チクル妄想工房

サークル「小公園」の仮拠点です。ガムベースの作ったものを載せたり、他人の創作物への感想を書いたりしています。

『電波電波カプリッチョ!』

電波電波カプリッチョ!
 作者はなすびあん様です。

 だいぶ前にプレイしたもので、感想をちょっとだけ書いて放置していました。当初ブログに載せるつもりはなくて。何といいますか『やがて僕の訪れる公園』を書くことや書き終えたことで、ちょっとした心境の変化があったせいなのですが、それはそれとして。


 中二病じゃないと見えてこない世界がある! って感じですね。すごい作品。
 主人公はいわゆる「中二病」ですが、彼のように無自覚な中二病というのは、本人のなかに独自の「世界観」を作りあげます。中二病的な世界が「患者」の目に映るありのままの世界なのです。主人公は周囲の人間と同じ世界を、違う世界観をもって眺めているということです。世界を解釈する論理が違うってことです。だから他の人とは違うものが見えているんです。
 中二病というと、ガキだとか恥だとかいう印象を持ってしまいがちなのですが、そしてこの物語でも主人公は、主要登場人物である数人を除いて、周囲からあまりいい印象を持たれていないのですが(作者さんは無自覚にではなく、描きたいことがあって意図的にそうしているのです)、そこに起きている現象は、本当は、主人公頭オカシイとか単純にそういうことじゃなくて、「違う世界が見えている」ということなんですね。よくわからない電波用語はマクガフィンです。
 主人公は、普通の目を持つ人なら絶対に飛び越せない壁も、やすやすと越えられる。反対に、普通の人なら何でもないものを、巨大な障害と感じることもある。彼の生きている世界はそういう世界です。
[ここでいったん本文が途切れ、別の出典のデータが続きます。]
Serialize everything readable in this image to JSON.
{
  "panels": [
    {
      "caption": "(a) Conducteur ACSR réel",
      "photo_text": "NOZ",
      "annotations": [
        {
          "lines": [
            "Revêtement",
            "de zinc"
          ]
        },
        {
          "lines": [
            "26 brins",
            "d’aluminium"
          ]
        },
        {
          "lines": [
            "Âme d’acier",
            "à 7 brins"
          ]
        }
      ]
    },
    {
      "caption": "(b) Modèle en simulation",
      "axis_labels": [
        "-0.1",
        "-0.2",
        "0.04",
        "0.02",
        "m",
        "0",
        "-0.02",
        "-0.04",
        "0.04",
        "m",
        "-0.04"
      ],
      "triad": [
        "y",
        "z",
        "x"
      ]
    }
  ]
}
 主人公はまれに見る熱い正義漢です。中二病で正義漢というといかにも暑苦しいし、実際に彼は暑苦しいです。主人公にとっての正義は、他者から見ると二種類あって、中二病に由来する意味不明な正義と、中二病とかどうとか以前にある「人としての(とは言っても結局のところ主人公にとっての正義にすぎないのですが、それでも多数から(少なくとも物語内の多数から)賛同を得られる普遍的な)」正義です。だから主人公は、普段は中二病的に意味不明にふるまっていても、大事なところでみんなの心を打つような熱い言葉を吐ける。彼の正義は決して世の中の倫理に反せず、それどころか、中二病患者特有の世界観によって、私たちが中二病を脱する過程で忘れてしまっていた色々なものを浮かび上がらせてくれるんです。主人公の正義感に基づいた真っ直ぐすぎる行動が、カタルシスをもたらしてくれます。
 この作品における中二病論、あるいは作者の中二病観に関しては、僕が書くよりも作品を実際にプレイしたほうがいいと思うので割愛します。主人公が中二病である理由について直接的に語られるシーンがありますが、その短い部分からも、もちろん作品全体からも、作者さんが中二病について真剣に考察して書いていることが伝わってきます。

 ルートは二つあって、どちらのルートも素晴らしい。プレイ時間は計ってないのでよくわかりませんが、結構長めです。でも得られるもののとても多い作品でしょう。一部の人が期待するであろう「キャラクターの描写」というものも、おそらく、かなり優れているんじゃないでしょうか。
 感情を揺さぶってくれる純粋に楽しめる作品であると同時に、中二病的な語りという手法を通して「いかに語るか」ということの重要さを教えてくれる、いい作品だと思います。
 やってみて決して損はしない、ぜひプレイすべき、と書いてしまいたい。ちょっと僕は、これほんと、大絶賛します。やるべき。